Alfred Lumingu estime que l’expérience d’Unitaid peut être transposée à d’autres sources de financement. D’après lui, il faudrait, par exemple, viser les transactions financières. En 1984, l’ancienne Premier ministre britannique, Margaret Thatcher, avait tenté l’expérience du « Stamp Duty » (droit de timbre) de 0,5 % sur les transactions financières en Grande-Bretagne. Toujours d’application, ce droit rapporte 4 à 5 milliards de livres sterling par an. La France a suivi, bien des années plus tard, avec une taxe de 0,1 % sous la présidence Sarkozy, passée à 0,2 % sous la présidence Hollande. Une dizaine d’autres pays vont taxer à leur tour les transactions financières, d’après Alfred Lumingu, pour qui si tous les pays instauraient cette taxe, elle produirait 400 milliards de dollars par an. L’argent récolté devrait être consacré à la lutte contre l’extrême pauvreté ou d’autres fléaux dans le monde, notamment la malnutrition chronique.

C’est la maladie la plus répandue au monde, la moins connue et la moins financée.
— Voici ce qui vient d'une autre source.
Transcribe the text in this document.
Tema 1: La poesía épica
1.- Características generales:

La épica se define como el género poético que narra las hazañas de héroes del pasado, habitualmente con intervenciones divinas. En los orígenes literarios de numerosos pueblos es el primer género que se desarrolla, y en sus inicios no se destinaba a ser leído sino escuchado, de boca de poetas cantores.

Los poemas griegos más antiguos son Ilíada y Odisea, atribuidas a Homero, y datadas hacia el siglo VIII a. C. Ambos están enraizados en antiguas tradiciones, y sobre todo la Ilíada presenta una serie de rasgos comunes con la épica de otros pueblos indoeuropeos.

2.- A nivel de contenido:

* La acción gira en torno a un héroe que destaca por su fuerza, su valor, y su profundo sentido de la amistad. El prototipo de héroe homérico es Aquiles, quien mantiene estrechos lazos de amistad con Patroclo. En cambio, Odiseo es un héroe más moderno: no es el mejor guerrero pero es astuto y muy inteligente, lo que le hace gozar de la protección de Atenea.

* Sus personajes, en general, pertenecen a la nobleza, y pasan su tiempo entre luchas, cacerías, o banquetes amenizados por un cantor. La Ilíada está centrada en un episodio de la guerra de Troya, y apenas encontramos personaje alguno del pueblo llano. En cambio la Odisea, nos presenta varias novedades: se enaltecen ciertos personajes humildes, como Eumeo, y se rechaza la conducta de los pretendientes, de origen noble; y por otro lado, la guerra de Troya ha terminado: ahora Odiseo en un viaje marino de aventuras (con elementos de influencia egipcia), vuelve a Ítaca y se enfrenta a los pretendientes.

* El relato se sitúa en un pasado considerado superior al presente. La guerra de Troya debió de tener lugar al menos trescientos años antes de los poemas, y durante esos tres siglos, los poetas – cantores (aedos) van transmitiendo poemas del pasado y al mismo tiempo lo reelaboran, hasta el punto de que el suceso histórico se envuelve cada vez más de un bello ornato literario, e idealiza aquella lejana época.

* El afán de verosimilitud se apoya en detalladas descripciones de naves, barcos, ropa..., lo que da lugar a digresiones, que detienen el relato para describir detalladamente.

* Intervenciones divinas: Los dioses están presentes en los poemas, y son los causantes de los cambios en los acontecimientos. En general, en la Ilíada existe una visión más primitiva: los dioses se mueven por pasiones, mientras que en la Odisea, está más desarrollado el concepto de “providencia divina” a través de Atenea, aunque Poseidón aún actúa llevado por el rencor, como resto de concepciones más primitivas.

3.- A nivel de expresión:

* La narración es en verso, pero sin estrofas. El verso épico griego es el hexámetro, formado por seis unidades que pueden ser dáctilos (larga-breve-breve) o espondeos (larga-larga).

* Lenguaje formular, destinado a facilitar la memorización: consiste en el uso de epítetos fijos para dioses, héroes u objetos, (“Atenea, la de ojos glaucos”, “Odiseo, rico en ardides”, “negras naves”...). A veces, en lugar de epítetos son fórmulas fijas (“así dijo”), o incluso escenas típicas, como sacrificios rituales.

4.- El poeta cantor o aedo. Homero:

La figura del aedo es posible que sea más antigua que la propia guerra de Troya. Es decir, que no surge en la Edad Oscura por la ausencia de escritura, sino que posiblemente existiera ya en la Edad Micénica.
Elle touche 32 % des enfants africains. Elle ne se voit pas, à la différence de la malnutrition aiguë. Benjamin Kambere explique que la malnutrition chronique a une incidence sur le développement. D’après lui, la croissance d’un pays qui s’attaque à ce fléau peut passer du simple au double. En Afrique, la moyenne de la croissance qui est actuellement de 4 %, passerait alors à 8 % !

D’autres programmes sont en train de se mettre en place. Il s’agit, par exemple, d’Unitlife. Il a été lancé le 28 septembre par un ancien ministre français des Sports, Philippe Douste-Blazy, en marge de l’Assemblée générale des Nations unies. Son objectif est de prendre un petit pourcentage sur le gaz, le pétrole et les mines comme contribution à l’élimination de la malnutrition chronique. Il y a aussi l’International Finance Facility for Immunisation (IFFI). Ce système de prêts à long terme lancé en 2005 par l’ancien premier ministre britannique, Gordon Brown, participe au financement de l’Alliance globale pour les vaccins et l’immunisation (GAVI). C’est la plus grande organisation de vaccination dans les pays pauvres.  Lancée en 2000 grâce à la Fondation de Bill et Melinda Gates, la GAVI a permis d’immuniser 288 millions d’enfants contre des maladies mortelles entre 2000 et 2010. Bill Gates siège également au Conseil d’administration d’Unitaid et lui verse une dizaine de millions de dollars par an.